Psychologist gives a glimpse as to why a person would set fires

It's hard to look away from a huge fire, and psychologists say that's often true for the person who sets the fire as well.

"The perps...they come back to watch the fireman come on the scene they did's all very exciting."

Temple University psychologist Doctor Frank Farley has analyzed many arson fires and doesn't hold out much hope that a criminal profiler will find the person responsible for the Coatesville fires. He says the science just isn't there.

"Unfortunately profiling hasn't been as successful as we hoped it would be…someday I think we will be there but we aren't even close at this point," Dr. Farley said.

He says arsonists tend to fall into different groups, those looking for revenge, profit or thrills.
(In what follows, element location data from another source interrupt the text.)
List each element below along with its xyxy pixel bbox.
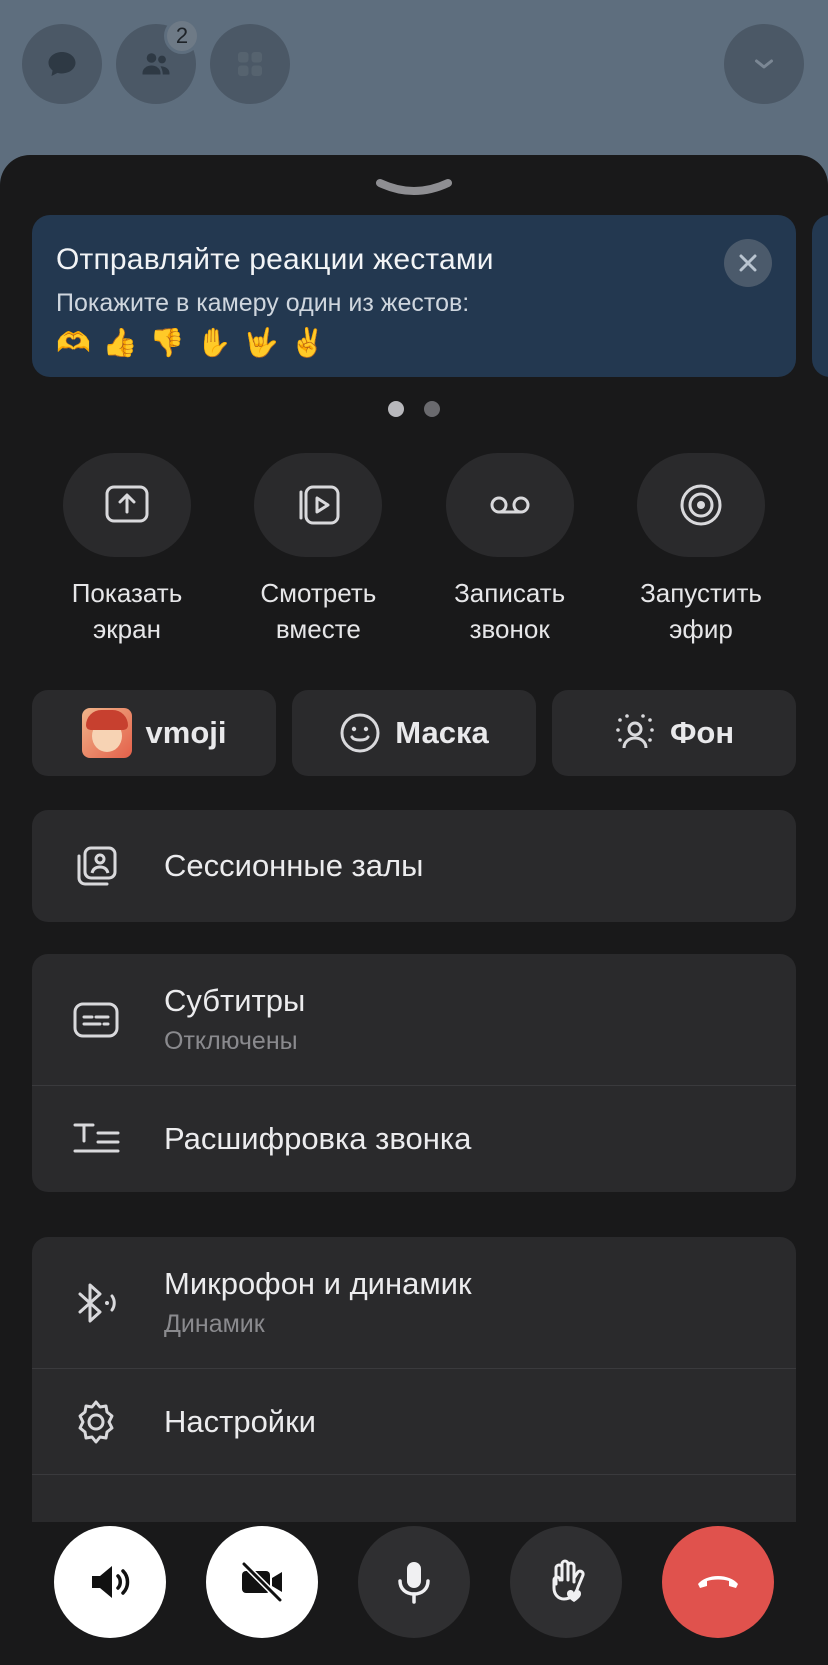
speaker-button[interactable] <box>54 1526 166 1638</box>
vmoji-avatar <box>81 708 132 758</box>
breakout-rooms-icon <box>72 842 120 890</box>
subtitles-status: Отключены <box>164 1027 298 1055</box>
page-dot-active <box>388 401 404 417</box>
watch-together-button[interactable] <box>254 453 383 557</box>
banner-close-button[interactable] <box>724 239 772 287</box>
watch-together-action[interactable]: Смотреть вместе <box>223 453 413 647</box>
gear-icon <box>72 1398 120 1446</box>
breakout-rooms-item[interactable]: Сессионные залы <box>32 810 796 922</box>
call-controls <box>0 1522 828 1665</box>
banner-title: Отправляйте реакции жестами <box>56 243 494 276</box>
bluetooth-speaker-icon <box>72 1279 120 1327</box>
speaker-icon <box>92 1566 130 1598</box>
record-call-label: Записать звонок <box>454 578 566 644</box>
background-button[interactable]: Фон <box>552 690 796 776</box>
participants-count-badge: 2 <box>164 18 200 54</box>
subtitles-icon <box>72 996 120 1044</box>
mask-button[interactable]: Маска <box>292 690 536 776</box>
banner-page-indicator <box>0 401 828 417</box>
transcript-item[interactable]: Расшифровка звонка <box>32 1086 796 1192</box>
microphone-icon <box>398 1562 430 1604</box>
participants-icon <box>142 53 170 75</box>
effects-pills: vmoji Маска Фон <box>32 690 796 776</box>
next-banner-peek[interactable] <box>812 215 828 377</box>
share-screen-button[interactable] <box>63 453 191 557</box>
record-call-button[interactable] <box>445 453 574 557</box>
banner-text: Покажите в камеру один из жестов: <box>56 289 470 317</box>
camera-off-icon <box>241 1561 283 1603</box>
collapse-button[interactable] <box>724 24 804 104</box>
captions-card: Субтитры Отключены Расшифровка звонка <box>32 954 796 1192</box>
watch-together-icon <box>299 485 340 525</box>
call-menu-sheet: Отправляйте реакции жестами Покажите в к… <box>0 155 828 1665</box>
raise-hand-icon <box>552 1559 585 1602</box>
page-dot <box>424 401 440 417</box>
broadcast-icon <box>680 484 722 526</box>
chat-icon <box>48 52 76 76</box>
subtitles-title: Субтитры <box>164 983 306 1018</box>
audio-devices-status: Динамик <box>164 1310 265 1338</box>
background-label: Фон <box>669 715 735 750</box>
chevron-down-icon <box>755 59 773 69</box>
record-call-action[interactable]: Записать звонок <box>415 453 605 647</box>
breakout-rooms-label: Сессионные залы <box>164 848 424 883</box>
settings-item[interactable]: Настройки <box>32 1369 796 1474</box>
vmoji-button[interactable]: vmoji <box>32 690 276 776</box>
share-screen-action[interactable]: Показать экран <box>32 453 222 647</box>
smile-icon <box>340 713 380 753</box>
audio-devices-title: Микрофон и динамик <box>164 1266 472 1301</box>
share-screen-icon <box>105 485 149 523</box>
close-icon <box>739 254 757 272</box>
transcript-label: Расшифровка звонка <box>164 1121 472 1156</box>
top-bar: 2 <box>0 0 828 160</box>
start-broadcast-action[interactable]: Запустить эфир <box>606 453 796 647</box>
gesture-emojis: 🫶👍👎✋🤟✌️ <box>56 327 338 358</box>
voicemail-record-icon <box>490 496 530 514</box>
quick-actions: Показать экран Смотреть вместе Записать зво… <box>32 453 796 647</box>
vmoji-label: vmoji <box>145 715 227 750</box>
hang-up-icon <box>698 1576 738 1588</box>
sheet-grabber-icon[interactable] <box>374 175 454 201</box>
start-broadcast-button[interactable] <box>636 453 765 557</box>
divider <box>32 1474 796 1475</box>
subtitles-item[interactable]: Субтитры Отключены <box>32 954 796 1085</box>
participants-button[interactable]: 2 <box>116 18 200 104</box>
raise-hand-button[interactable] <box>510 1526 622 1638</box>
camera-toggle-button[interactable] <box>206 1526 318 1638</box>
gesture-reactions-banner: Отправляйте реакции жестами Покажите в к… <box>32 215 796 377</box>
background-blur-icon <box>616 714 654 749</box>
chat-button[interactable] <box>22 24 102 104</box>
mask-label: Маска <box>395 715 489 750</box>
grid-icon <box>238 52 262 76</box>
microphone-button[interactable] <box>358 1526 470 1638</box>
sessions-card: Сессионные залы <box>32 810 796 922</box>
end-call-button[interactable] <box>662 1526 774 1638</box>
layout-grid-button[interactable] <box>210 24 290 104</box>
share-screen-label: Показать экран <box>71 578 183 644</box>
audio-devices-item[interactable]: Микрофон и динамик Динамик <box>32 1237 796 1368</box>
settings-label: Настройки <box>164 1403 317 1439</box>
watch-together-label: Смотреть вместе <box>260 578 377 644</box>
start-broadcast-label: Запустить эфир <box>640 578 762 644</box>
transcript-icon <box>72 1115 120 1163</box>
"It’s exciting, it’s thrilling, there's intensity. There is also some argument that it shows up early in who set fires early in their life and get a thrill setting fires," said Dr. Farley.

Arsonists tend to be younger men, but as society changes more women are starting fires, according to the doctor.

He thinks the large number of fires could indicate a serial arsonist, whom he says, is very rare. The numbers could also indicate more than one arsonist is involved.

"One of the categories of motivation for arsonists is believed extremism and it could be extremism defined by a gang or a cult; somebody who has an extreme position in society,” Dr. Farley said.

Dr. Farley says arsonists often believe what they're doing won't hurt anyone. They rationalize it by saying -- it's not as serious as shooting someone, for example.

He believes those involved could have very serious mental illness, but the good news is many arsonists are eventually caught.